Al principio del año la motivacion domina, sin importar que hayas elegido, la energia siempre es positiva, a la mitad uno actúa y reacciona ante las trabas que esa eleccion te propone, uno intenta pasarlas, a veces lo logra o no. Pero llegando al final las trabas se hacen mas dificiles y la idea de bajar los brazos te llama con desesperación. Ahí es cuando Noviembre se hace presente, cuando la estabilidad empieza a esconderse y se pierde entre ese laberinto de paredes, paredes y puertas entre abiertas que esperan su total apertura y otras que nunca fueron siquiera golpeadas buscan que las conozcas, las abiertas están ahí esperando que sigas pasando por ellas. Vos seguís indeciso sin saber si seguir el mismo camino, terminar el que empezaste hace algún tiempo o conocer uno nuevo, las tres posibilidades, las tres puertas están ahí, te esperan, en distintas posiciones.
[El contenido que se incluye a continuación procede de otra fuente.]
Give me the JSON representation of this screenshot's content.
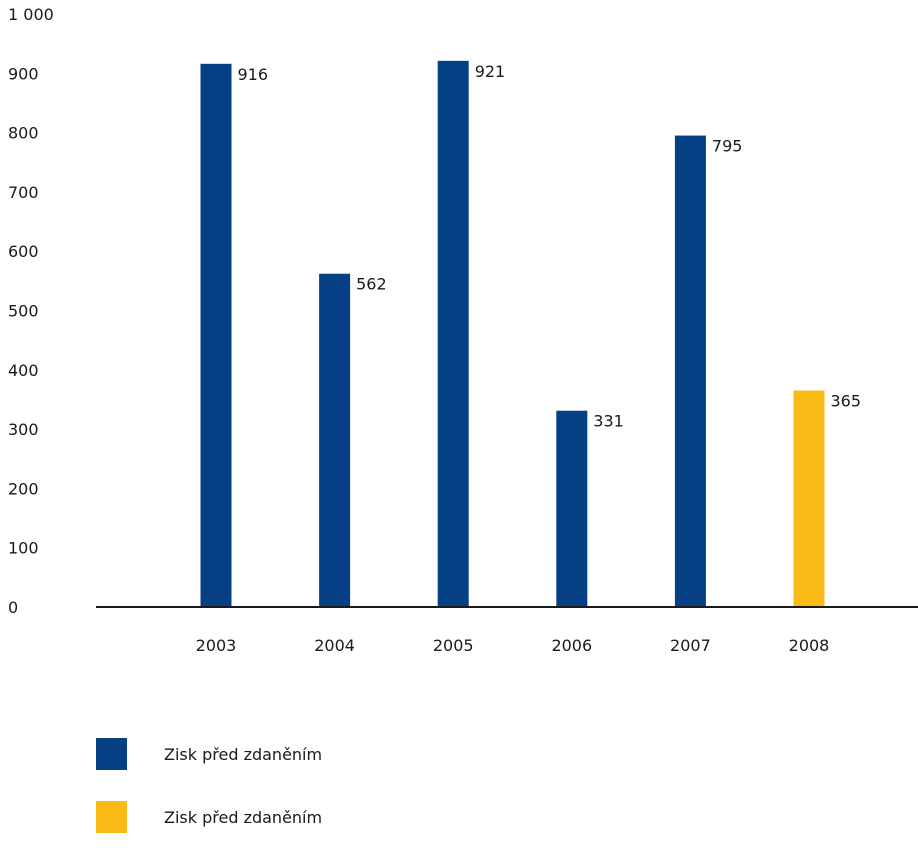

Excusas, para cada opción tenes una excusa, la que sea con tal de no aceptar que es tu culpa, sino que hay algo que no te deja. Es mas fácil así, pero hay que decidir. El camino mas sencillo, el que requiere de menor esfuerzo no te atrae ni un poco y el difícil te vuelve loco, con un taladro agujerea tu cabeza llamando la atención para que lo elijas, pero esta tan lejos, el viaje es largo, el otro lado del mundo si que no es lo mismo que Palermo, pero las pequeñas islas son llamativas, excéntricas, desconocidas y si no se prueban, toda ilusión y todo sueño va a quedarse de por vida en la mente. Si, allá el desarraigo va a hacerse presente, lo sabes y eso te retiene. El miedo, eso te frena. Siempre.